In his Introduction to Cybernetics (1956), he described intelligence as the “power of appropriate selection,” which could be amplified by means of technologies in the same way that physical power is amplified. A second major conceptual contribution towards the development of cognitive augmentation was provided few years later by computer scientist and Internet pioneer Joseph Licklider, in a paper entitled Man-Computer Symbiosis (1960).
In this article, Licklider envisions the development of computer technologies that will enable users “to think in interaction with a computer in the same way that you think with a colleague whose competence supplements your own.” According to his vision, the raise of computer networks would allow to connect together millions of human minds, within a “'thinking center' that will incorporate the functions of present-day libraries together with anticipated advances in information storage and retrieval.” This view represent a departure from the prevailing Artificial Intelligence approach of that time: instead of creating an artificial brain, Licklider focused on the possibility of developing new forms of interaction between human and information technologies, with the aim of extending human intelligence.
A similar view was proposed in the same years by another computer visionnaire, Douglas Engelbart, in its famous 1962 article entitled Augmenting Human Intellect: A Conceptual Framework.

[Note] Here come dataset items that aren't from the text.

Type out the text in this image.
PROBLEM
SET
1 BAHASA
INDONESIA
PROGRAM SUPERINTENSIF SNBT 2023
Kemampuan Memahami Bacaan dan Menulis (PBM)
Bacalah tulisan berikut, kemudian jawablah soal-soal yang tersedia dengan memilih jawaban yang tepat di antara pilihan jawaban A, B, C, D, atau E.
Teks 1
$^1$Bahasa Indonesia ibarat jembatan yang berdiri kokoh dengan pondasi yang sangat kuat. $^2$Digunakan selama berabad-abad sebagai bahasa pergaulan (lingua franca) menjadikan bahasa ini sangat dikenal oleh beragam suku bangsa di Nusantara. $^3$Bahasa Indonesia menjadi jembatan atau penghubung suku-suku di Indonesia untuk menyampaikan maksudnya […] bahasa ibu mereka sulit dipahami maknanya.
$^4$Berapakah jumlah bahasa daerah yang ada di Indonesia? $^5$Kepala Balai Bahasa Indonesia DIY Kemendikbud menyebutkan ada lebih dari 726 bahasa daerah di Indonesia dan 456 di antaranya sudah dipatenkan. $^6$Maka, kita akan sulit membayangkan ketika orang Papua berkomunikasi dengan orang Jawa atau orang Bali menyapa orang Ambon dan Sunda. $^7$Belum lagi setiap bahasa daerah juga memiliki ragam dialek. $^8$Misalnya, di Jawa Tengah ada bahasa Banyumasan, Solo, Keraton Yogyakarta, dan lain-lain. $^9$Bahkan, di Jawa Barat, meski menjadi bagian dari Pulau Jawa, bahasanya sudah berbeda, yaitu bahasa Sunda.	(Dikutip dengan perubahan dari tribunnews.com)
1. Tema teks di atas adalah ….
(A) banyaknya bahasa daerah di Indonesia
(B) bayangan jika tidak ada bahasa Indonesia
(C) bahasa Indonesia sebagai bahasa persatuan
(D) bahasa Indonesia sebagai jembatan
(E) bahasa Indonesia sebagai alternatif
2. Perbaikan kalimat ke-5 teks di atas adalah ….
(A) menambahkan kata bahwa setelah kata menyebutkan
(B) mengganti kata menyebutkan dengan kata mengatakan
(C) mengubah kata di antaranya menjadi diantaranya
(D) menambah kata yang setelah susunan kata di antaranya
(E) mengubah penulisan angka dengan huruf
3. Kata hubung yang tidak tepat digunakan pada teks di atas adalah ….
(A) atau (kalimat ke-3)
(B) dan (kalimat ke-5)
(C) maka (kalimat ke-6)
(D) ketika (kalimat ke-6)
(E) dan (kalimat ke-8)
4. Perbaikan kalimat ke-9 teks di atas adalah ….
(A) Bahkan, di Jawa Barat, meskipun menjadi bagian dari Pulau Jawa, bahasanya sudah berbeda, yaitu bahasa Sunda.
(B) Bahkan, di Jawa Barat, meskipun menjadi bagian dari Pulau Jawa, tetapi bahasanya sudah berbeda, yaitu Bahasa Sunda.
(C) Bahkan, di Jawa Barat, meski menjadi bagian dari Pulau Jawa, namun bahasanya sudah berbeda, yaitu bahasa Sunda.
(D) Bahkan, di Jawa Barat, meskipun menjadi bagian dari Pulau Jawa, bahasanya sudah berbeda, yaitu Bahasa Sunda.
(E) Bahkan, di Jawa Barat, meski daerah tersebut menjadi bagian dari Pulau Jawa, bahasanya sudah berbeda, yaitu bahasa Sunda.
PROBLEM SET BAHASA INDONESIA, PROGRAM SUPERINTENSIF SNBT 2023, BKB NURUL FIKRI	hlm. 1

In this report, Engelbart defines the goal of intelligence augmentation as “increasing the capability of a man to approach a complex problem situation, to gain comprehension to suit his particular needs, and to derive solutions to problems. Increased capability in this respect is taken to mean a mixture of the following: more-rapid comprehension, better comprehension, the possibility of gaining a useful degree of comprehension in a situation that previously was too complex, speedier solutions, better solutions, and the possibility of finding solutions to problems that before seemed insoluble (…) We do not speak of isolated clever tricks that help in particular situations.We refer to away of life in an integrated domain where hunches, cut-and-try, intangibles, and the human ‘feel for a situation’ usefully co-exist with powerful concepts, streamlined terminology and notation, sophisticated methods, and high-powered electronic aids.”
These “electronic aids” nowdays include any kind of harware and software computing devices used i.e. to store information in external memories, to process complex data, to perform routine tasks and to support decision making. However, today the concept of cognitive augmentation is not limited to the amplification of human intellectual abilities through external hardware. As recently noted by Nick Bostrom and Anders Sandberg (Sci Eng Ethics 15:311–341, 2009), “What is new is the growing interest in creating intimate links between the external systems and the human user through better interaction. The software becomes less an external tool and more of a mediating ‘‘exoself’’. This can be achieved through mediation, embedding the human within an augmenting ‘‘shell’’ such as wearable computers (…) or virtual reality, or through smart environments in which objects are given extended capabilities” (p. 320).
At the forefront of this trend is neurotechnology, an emerging research and development field which includes technologies that are specifically designed with the aim of improving brain function. Examples of neurotechnologies include brain training games such as BrainAge and programs like Fast ForWord, but also neurodevices used to monitor or regulate brain activity, such as deep brain stimulators (DBS), and smart prosthetics for the replacement of impaired sensory systems (i.e. cochlear or retinal implants).
Clearly, the vision of neurotechnology is not free of issues. The more they become powerful and sophisticated, the more attention should be dedicated to understand the socio-economic, legal and ethical implications of their applications in various field, from medicine to neuromarketing.